Kiraz, “Dava açılması halinde de mahkeme taşınmazla ilgili riskli yapı raporları ve süreçle ilgili resmi evrakları isteyecektir. Burada kentsel dönüşüm konusunda evraklar bu durumu ispat ediyor ise kiracı her halükarda davayı kaybedecek ve taşınmazdan tahliye edilecektir” tabirlerini kullandı.

‘EV SAHİBİ MESKENİNE TAŞINMAZ VE DİĞER BİRİNE KİRALARSA ESKİ KİRACI TAZMİNAT TALEP EDEMEZ AMA…’
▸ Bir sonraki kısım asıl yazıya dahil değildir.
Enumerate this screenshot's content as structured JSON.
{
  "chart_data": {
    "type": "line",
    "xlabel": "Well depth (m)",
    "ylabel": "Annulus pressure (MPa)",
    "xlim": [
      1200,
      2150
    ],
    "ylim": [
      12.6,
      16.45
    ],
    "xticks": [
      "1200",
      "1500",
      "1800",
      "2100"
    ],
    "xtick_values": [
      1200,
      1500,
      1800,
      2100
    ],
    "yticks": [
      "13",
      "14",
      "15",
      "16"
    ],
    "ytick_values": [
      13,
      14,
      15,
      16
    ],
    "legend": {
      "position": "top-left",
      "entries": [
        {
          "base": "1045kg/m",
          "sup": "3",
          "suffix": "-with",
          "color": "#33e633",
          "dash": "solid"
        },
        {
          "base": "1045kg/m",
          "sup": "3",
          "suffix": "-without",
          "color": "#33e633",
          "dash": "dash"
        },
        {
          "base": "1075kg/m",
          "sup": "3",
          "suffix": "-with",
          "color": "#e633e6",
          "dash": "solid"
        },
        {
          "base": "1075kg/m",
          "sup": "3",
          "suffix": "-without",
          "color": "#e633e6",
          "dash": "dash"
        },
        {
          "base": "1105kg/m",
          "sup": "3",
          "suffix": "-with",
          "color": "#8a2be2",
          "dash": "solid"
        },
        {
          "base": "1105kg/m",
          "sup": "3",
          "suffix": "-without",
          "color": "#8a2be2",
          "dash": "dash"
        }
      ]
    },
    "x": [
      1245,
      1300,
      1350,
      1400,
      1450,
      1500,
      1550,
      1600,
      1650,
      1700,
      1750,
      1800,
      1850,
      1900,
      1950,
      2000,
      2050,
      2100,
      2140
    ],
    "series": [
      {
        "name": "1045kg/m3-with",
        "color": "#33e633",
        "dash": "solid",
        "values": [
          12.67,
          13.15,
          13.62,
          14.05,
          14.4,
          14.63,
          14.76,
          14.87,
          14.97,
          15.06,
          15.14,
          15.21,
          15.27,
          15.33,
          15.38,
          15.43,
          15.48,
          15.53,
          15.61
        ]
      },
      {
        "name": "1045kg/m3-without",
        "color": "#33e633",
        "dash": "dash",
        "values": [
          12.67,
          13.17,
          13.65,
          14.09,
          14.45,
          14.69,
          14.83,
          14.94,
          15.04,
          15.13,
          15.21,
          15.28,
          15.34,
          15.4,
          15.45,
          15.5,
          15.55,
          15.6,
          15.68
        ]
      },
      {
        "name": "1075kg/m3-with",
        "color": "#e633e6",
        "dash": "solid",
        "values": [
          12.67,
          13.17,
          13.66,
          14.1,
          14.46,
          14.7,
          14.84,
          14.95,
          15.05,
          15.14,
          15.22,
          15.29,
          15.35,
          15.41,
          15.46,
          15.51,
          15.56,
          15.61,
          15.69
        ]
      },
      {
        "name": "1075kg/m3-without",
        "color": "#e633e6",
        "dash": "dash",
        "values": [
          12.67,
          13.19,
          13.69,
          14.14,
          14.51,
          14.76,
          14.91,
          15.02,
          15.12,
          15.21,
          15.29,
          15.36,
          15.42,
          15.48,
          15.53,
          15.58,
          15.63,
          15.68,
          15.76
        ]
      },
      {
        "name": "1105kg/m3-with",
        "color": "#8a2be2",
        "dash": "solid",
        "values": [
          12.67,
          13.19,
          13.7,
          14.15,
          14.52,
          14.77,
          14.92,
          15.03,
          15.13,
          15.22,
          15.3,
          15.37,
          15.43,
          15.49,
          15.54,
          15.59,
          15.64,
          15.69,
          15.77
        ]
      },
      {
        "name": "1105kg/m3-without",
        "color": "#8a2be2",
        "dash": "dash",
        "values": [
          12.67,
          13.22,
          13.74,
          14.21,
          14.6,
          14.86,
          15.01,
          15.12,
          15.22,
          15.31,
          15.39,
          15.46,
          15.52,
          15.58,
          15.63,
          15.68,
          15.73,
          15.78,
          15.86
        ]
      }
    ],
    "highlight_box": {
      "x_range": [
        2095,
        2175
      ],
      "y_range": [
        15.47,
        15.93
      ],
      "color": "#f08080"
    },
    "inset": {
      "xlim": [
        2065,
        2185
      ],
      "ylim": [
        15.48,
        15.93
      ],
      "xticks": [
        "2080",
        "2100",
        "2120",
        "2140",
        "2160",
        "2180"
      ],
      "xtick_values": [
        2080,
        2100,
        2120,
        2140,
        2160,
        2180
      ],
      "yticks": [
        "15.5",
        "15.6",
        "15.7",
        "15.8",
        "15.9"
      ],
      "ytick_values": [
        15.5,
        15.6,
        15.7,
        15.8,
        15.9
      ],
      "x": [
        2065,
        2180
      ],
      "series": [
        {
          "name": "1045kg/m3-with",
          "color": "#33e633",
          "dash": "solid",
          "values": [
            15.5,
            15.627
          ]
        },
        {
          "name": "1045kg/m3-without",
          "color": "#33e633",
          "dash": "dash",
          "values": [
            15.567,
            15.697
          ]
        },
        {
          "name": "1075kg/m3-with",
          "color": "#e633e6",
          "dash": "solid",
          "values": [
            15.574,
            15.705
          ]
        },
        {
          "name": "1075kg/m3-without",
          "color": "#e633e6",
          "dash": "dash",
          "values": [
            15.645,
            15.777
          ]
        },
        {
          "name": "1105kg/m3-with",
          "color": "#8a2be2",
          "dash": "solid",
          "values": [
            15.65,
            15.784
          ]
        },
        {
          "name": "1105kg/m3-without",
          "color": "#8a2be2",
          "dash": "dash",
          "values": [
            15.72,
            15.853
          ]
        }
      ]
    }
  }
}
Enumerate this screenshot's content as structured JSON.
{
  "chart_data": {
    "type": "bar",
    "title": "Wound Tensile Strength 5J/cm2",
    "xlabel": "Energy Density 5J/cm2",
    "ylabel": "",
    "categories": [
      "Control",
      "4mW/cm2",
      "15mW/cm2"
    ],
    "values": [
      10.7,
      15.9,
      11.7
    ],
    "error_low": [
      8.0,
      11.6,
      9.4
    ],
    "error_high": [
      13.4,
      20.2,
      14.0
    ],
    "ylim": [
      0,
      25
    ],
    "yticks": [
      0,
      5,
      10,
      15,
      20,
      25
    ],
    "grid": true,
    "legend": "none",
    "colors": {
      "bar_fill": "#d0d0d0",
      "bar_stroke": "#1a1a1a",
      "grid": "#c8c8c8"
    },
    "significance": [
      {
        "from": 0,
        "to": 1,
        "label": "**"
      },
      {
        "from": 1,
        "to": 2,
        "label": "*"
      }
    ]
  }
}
“Kiracı bu kapsamda mal sahibine inanır ve taşınmazı tahliye ederse ve mal sahibi yine taşınmazı yine üçüncü şahıslara kiraya verirse kiracı rastgele bir tazminat bedeli talep edemez” diyen Ali Güvenç Kiraz, “Ancak kiracı tahliye etmez ve aleyhine dava açılır ve bu nedenle tahliye edilirse ve mahkeme kararına karşın mal sahibi konutunu üçüncü bireylere kiraya verirse son ödediği kira bedelinin 1 yıllık karşılığı ile taşınma masraflarını mal sahibinden talep edebilir. Burada tazminat talebinde kritik nokta dava ve icra yolu ile kiracının tahliye edilmesidir” dedi.